As stated on Wikipedia, the formal definition of the Axiom of Extensionality is
$$\forall A \forall B(\forall X(X \in A \iff X\in B) \implies A=B)$$
Which left me underwhelmed, as it seemed more of a longhand for equality rather than an axiom. I then continued reading and saw that I fell into the category of people that
[...] treat the above statement not as an axiom but as a definition of equality
Hence the axiom of extensionality is rewritten to
$$\forall A \forall B(\forall X(X \in A \iff X\in B) \implies \forall Y(A \in Y \iff B\in Y))$$
I.e; if $A$ and $B$ conatin the same elements, then they belong to the same sets.

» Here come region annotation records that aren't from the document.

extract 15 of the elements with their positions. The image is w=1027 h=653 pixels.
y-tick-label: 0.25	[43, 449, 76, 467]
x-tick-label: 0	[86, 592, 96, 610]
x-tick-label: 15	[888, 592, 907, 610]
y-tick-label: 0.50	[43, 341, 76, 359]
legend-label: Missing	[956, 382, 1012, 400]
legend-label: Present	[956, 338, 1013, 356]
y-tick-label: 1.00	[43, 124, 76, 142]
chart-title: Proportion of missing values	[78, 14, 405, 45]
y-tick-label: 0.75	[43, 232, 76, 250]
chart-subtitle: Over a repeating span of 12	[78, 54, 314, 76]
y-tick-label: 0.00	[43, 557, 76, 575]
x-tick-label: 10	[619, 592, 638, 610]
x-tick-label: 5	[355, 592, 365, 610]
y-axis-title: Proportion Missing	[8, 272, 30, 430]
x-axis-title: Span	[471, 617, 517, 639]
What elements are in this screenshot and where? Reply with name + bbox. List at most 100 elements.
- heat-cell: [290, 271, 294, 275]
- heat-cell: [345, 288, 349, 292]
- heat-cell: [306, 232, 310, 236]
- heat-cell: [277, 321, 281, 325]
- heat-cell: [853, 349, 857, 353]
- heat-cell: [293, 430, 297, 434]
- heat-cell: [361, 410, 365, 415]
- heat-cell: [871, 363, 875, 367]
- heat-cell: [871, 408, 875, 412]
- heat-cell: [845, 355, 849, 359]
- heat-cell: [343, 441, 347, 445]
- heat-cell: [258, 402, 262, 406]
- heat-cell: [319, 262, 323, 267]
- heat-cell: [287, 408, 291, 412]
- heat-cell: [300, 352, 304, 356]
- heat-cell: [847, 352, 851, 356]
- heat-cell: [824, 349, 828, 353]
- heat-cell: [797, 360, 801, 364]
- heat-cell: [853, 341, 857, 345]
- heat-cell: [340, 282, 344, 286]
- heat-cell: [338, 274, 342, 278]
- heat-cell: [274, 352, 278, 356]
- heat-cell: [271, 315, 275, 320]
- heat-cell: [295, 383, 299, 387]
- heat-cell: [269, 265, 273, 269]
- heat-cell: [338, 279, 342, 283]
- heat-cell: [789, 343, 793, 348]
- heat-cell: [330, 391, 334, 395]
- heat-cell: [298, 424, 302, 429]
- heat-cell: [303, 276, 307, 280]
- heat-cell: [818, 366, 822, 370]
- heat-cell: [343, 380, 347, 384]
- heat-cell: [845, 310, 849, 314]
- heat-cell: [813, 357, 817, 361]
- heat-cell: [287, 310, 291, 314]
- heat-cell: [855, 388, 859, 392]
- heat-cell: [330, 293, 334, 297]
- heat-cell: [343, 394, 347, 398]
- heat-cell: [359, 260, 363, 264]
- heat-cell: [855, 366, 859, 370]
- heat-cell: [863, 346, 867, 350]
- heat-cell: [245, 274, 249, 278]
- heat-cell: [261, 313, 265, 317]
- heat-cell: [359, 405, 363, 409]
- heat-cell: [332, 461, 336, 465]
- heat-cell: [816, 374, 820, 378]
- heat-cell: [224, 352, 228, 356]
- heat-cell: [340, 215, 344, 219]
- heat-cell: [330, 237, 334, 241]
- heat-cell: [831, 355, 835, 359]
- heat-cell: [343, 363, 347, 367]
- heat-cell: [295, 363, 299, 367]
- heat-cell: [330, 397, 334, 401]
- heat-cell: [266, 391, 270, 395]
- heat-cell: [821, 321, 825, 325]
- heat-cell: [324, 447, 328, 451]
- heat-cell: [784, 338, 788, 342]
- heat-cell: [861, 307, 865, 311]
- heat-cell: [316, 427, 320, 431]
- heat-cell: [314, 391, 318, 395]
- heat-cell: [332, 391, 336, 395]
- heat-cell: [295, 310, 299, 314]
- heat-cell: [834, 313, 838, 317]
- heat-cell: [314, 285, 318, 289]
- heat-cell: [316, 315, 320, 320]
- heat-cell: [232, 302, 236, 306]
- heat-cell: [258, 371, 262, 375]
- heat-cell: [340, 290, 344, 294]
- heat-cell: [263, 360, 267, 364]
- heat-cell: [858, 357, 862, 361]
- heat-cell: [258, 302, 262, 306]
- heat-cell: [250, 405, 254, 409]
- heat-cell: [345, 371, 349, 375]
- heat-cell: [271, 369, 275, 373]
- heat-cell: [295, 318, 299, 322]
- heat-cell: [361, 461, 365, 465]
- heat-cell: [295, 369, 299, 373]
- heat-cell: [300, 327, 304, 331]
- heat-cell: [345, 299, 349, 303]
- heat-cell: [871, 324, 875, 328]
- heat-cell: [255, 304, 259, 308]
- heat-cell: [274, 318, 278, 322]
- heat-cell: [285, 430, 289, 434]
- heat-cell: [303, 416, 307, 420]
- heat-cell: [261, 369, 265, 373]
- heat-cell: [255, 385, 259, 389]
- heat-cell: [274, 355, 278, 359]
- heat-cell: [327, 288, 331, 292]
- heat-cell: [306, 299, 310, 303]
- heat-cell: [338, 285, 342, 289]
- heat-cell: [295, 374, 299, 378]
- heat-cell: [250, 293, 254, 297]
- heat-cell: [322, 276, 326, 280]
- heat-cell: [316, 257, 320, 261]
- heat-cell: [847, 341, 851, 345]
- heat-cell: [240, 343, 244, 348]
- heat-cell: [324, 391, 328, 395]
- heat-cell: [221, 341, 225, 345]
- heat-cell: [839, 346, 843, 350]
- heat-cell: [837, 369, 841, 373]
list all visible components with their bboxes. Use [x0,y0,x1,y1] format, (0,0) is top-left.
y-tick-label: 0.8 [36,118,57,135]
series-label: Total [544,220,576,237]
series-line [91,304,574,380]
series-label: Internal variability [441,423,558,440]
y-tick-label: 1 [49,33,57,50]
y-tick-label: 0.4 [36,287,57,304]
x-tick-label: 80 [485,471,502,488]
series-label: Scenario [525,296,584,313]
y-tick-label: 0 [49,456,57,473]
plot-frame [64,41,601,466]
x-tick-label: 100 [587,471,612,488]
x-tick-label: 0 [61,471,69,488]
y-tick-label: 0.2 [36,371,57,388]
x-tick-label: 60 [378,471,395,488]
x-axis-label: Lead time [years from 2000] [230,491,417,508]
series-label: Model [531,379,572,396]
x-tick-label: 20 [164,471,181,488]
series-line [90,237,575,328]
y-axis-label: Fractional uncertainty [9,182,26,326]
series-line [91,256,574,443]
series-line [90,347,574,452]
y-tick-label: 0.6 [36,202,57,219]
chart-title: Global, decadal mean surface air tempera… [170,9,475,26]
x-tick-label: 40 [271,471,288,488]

My question is, without that axiom, is it even possible to construct two sets that are identical in what they contain, but aren't in all the same sets?
Here's my thought process: Suppose $A$ and $B$ contain the same elements.
By the Axiom Schema of Specification, for some subset $S\subseteq T$, such that $\forall x[x \in T \iff (x \in S \wedge \phi(x))]$, such that $\phi(x)$ is entirely determined by what is contained in $x$, then $(A\in S)\iff (B\in S)$.
However if $\phi(x)$ is not entirely determined by what is contained in $x$, i.e; it's dependent on if $x$ is contained within another set, then it may not immediately be the case that $(A\in S)\iff (B\in S)$. But if those sets (that $\phi(x)$ depends on $x$ being contained within) were constructed by some $\phi_2(y)$ which is entirely determined by what is contained in $y$, then $(A\in S)\iff (B\in S)$ holds.
I hope you see where I'm going with this. To explain it a different way, all the sets that I can imagine that are capable of being constructed within ZF are (perhaps not directly) but inevitably dependent on only what is contained within a set, hence it seems that the axiom of extensionality is implied. Is there a flaw in my logic?